LA LEGISLAZIONE NAZIONALE

Legge n. 119 del 15 ottobre 2013.

Tale legge sottolinea come un intervento nella direzione del trattamento degli autori di violenza contro le donne sia fondamentale, ritenuto che “il susseguirsi di eventi di gravissima efferatezza in danno di donne e il conseguente allarme sociale che ne è derivato rendono necessari interventi urgenti volti a inasprire il trattamento punitivo di tali atti”; in maniera innovativa sostiene che sia necessario introdurre inoltre “misure di prevenzione finalizzate alla anticipata tutela delle donne e di ogni vittima di violenza domestica”. Altresì l’Art. 3 della suddetta legge definisce con maggiore chiarezza che sono da ritenersi autori di violenza domestica, coniugi o persone legate da relazione affettiva in corso o pregressa, indipendentemente dal fatto che tale autore condivida o abbia condiviso la residenza con la vittima.

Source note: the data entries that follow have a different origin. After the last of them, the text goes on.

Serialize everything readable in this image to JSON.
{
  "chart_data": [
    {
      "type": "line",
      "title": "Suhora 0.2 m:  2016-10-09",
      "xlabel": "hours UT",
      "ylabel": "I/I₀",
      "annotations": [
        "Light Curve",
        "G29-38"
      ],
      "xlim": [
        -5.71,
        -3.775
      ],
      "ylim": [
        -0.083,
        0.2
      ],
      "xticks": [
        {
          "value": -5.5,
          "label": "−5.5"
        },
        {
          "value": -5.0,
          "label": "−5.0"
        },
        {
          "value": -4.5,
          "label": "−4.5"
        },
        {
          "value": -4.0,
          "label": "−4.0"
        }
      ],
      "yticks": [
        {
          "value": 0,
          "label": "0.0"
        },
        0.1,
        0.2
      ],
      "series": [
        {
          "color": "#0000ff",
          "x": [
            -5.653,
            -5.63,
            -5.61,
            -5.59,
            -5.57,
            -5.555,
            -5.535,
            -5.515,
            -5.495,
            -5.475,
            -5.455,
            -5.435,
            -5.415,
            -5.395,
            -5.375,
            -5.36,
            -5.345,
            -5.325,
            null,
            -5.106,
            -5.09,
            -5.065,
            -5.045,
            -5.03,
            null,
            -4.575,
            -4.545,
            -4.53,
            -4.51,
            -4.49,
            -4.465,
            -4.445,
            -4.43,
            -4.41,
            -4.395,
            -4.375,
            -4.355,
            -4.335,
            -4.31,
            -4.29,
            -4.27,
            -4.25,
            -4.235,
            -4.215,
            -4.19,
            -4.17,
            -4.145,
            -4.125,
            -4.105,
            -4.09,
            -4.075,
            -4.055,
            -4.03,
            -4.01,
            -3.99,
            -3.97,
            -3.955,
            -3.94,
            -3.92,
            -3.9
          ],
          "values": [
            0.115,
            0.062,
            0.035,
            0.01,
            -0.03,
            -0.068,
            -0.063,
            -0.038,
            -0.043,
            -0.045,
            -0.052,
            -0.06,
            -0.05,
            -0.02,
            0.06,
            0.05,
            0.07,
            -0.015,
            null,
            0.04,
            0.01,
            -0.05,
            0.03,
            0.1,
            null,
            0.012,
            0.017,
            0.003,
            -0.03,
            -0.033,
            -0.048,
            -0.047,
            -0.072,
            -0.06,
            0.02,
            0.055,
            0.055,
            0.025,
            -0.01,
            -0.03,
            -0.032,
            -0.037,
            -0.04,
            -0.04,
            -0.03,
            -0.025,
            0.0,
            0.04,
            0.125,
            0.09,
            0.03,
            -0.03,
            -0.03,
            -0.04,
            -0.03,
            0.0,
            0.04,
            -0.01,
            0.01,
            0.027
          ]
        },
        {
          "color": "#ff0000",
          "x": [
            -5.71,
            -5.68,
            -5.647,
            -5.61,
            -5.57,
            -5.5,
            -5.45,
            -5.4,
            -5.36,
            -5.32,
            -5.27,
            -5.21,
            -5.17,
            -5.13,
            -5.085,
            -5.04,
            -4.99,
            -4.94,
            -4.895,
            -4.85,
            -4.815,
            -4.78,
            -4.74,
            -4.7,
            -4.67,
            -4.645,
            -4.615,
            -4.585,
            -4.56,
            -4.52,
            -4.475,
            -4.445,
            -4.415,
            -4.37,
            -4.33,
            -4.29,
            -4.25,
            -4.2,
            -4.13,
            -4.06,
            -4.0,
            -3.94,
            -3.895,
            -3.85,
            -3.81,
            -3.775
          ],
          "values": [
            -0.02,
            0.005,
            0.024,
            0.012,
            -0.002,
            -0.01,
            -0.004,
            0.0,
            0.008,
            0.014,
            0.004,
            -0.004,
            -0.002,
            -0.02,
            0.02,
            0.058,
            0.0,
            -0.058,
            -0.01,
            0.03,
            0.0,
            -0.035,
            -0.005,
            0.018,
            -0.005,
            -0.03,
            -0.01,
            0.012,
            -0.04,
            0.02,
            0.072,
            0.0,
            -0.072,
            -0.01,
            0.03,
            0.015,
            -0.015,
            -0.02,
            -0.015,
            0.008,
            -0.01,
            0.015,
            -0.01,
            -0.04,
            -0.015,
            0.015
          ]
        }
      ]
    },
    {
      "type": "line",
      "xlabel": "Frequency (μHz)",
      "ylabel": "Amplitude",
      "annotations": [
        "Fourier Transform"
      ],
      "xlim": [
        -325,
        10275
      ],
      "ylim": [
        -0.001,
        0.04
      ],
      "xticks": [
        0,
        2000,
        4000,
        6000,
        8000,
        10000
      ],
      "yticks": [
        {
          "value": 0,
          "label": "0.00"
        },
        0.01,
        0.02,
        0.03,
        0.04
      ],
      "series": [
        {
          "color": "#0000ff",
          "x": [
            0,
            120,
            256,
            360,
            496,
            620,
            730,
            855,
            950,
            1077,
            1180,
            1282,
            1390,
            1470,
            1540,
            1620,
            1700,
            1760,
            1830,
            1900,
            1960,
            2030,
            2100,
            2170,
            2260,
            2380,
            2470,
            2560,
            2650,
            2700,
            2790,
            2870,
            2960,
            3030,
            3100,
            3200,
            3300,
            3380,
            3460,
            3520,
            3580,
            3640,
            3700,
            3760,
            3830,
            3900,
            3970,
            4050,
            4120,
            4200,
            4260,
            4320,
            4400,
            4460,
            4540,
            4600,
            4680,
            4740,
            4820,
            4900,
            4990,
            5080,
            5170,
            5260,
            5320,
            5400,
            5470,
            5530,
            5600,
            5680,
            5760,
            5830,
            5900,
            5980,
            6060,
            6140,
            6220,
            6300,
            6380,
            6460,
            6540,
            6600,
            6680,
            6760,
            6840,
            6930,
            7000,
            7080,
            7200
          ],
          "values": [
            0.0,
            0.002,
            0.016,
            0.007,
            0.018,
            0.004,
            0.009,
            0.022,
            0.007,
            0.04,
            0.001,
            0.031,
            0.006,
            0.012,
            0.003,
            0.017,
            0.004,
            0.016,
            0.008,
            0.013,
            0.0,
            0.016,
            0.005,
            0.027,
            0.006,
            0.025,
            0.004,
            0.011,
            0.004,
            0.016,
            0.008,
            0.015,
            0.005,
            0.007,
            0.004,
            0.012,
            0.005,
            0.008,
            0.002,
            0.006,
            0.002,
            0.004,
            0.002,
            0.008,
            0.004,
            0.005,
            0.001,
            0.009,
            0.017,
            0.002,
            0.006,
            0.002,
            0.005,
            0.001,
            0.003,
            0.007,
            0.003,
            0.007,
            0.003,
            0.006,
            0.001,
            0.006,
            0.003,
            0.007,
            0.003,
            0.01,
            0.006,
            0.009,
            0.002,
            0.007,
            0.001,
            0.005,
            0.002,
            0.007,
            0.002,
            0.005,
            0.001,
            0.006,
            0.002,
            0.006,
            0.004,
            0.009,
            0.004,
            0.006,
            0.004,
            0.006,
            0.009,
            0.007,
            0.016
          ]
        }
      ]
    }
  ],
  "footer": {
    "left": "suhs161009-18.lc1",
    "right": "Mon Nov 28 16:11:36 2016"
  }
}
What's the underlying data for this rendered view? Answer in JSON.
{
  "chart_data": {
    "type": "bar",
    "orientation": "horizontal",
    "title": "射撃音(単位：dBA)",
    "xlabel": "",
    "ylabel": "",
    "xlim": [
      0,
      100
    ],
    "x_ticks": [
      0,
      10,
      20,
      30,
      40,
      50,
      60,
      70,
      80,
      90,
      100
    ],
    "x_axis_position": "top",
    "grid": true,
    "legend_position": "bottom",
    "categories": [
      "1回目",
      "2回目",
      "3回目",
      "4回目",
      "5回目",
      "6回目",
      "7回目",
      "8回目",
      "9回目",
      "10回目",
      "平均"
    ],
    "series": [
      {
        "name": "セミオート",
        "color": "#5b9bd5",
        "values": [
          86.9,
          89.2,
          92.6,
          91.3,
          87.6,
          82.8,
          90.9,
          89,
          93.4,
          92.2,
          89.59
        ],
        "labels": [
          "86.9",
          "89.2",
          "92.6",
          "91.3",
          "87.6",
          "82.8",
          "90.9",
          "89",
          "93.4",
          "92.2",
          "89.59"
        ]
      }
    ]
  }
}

Quanto espresso dalla legge è chiaro e rende la lettura del fenomeno della violenza di genere più complessa di quanto finora ritenuto, poiché implica una responsabilità non solo giuridica, ovvero dell’individuo rispetto alla propria condanna, ma anche e soprattutto sociale, ovvero di come “la violenza di genere” viene più o meno direttamente sostenuta e rafforzata dalla collettività e da vari agenti sociali coinvolti; in quest’ottica, l’obiettivo delle nuove disposizioni legislative non è solo quello di condannare ma anche di intervenire sul piano sociale, riconoscendo le radici del fenomeno nello sviluppo di specifici contesti sociali e relazionali della nostra cultura e individuando nella prevenzione un valido strumento di intervento volto al cambiamento di tale condizione piuttosto che alla stigmatizzazione della violenza. Tale legge ha dunque la chiara finalità non solo di inasprire la pena giuridica contro gli autori di violenza, quanto di attivare con urgenza “misure di carattere preventivo da realizzare mediante la predisposizione di un piano d’azione straordinario contro la violenza sessuale e di genere, che contenga azioni strutturate e condivise, in ambito sociale, educativo, formativo e informativo”. L’Art. 5 della citata legge espone in maniera completa le finalità perseguite dal Piano d’azione straordinario contro la violenza sessuale e di genere, in particolare ai punti A e B è riportato che si intende “prevenire il fenomeno della violenza contro le donne attraverso l’informazione e la sensibilizzazione della collettività, rafforzando la consapevolezza di uomini e ragazzi nel processo di eliminazione della violenza contro le donne”, inoltre si intende “promuovere l’educazione alla relazione e contro la violenza e la discriminazione di genere…” L’ Art 5 dispone che tale piano deve essere “predisposto in sinergia con la nuova programmazione comunitaria per il periodo 2014-2020”.

LA LEGISLAZIONE REGIONALE

1) Legge Regionale 28 maggio 2009, n. 6: “Statuto della Regione Campania”.

Articolo 5: “Valore della differenza di genere” “la Regione riconosce e valorizza la differenza di genere nel rispetto della libertà e della dignità umana”

2) Legge Regionale n.22 del 21 luglio 2012

 il Consiglio Regionale ribadisce la sua posizione rispetto al contrasto della violenza di genere e rispetto alle più recenti linee guida nazionali ed europee.

3) Legge per la dignità e la cittadinanza sociale e dalla legge regionale 11 febbraio 2011, n. 2- Misure di prevenzione e di contrasto alla violenza di genere

Promuove l'integrazione della rete dei servizi sociali e ospedalieri per l'accoglienza, l'assistenza e la cura delle vittime della violenza di genere. Per le finalità indicate al comma 1del cit. art. la Regione promuove politiche specifiche attraverso gli strumenti di programmazione sociale e sanitaria. Inoltre, la legge regionale del 2011, che disciplina gli interventi di integrazione socio-sanitaria, individua le azioni volte alla definizione e valorizzazione del ruolo delle associazioni di volontariato e promozione sociale e la loro utilizzazione per la realizzazione di progetti di integrazione socio-sanitaria.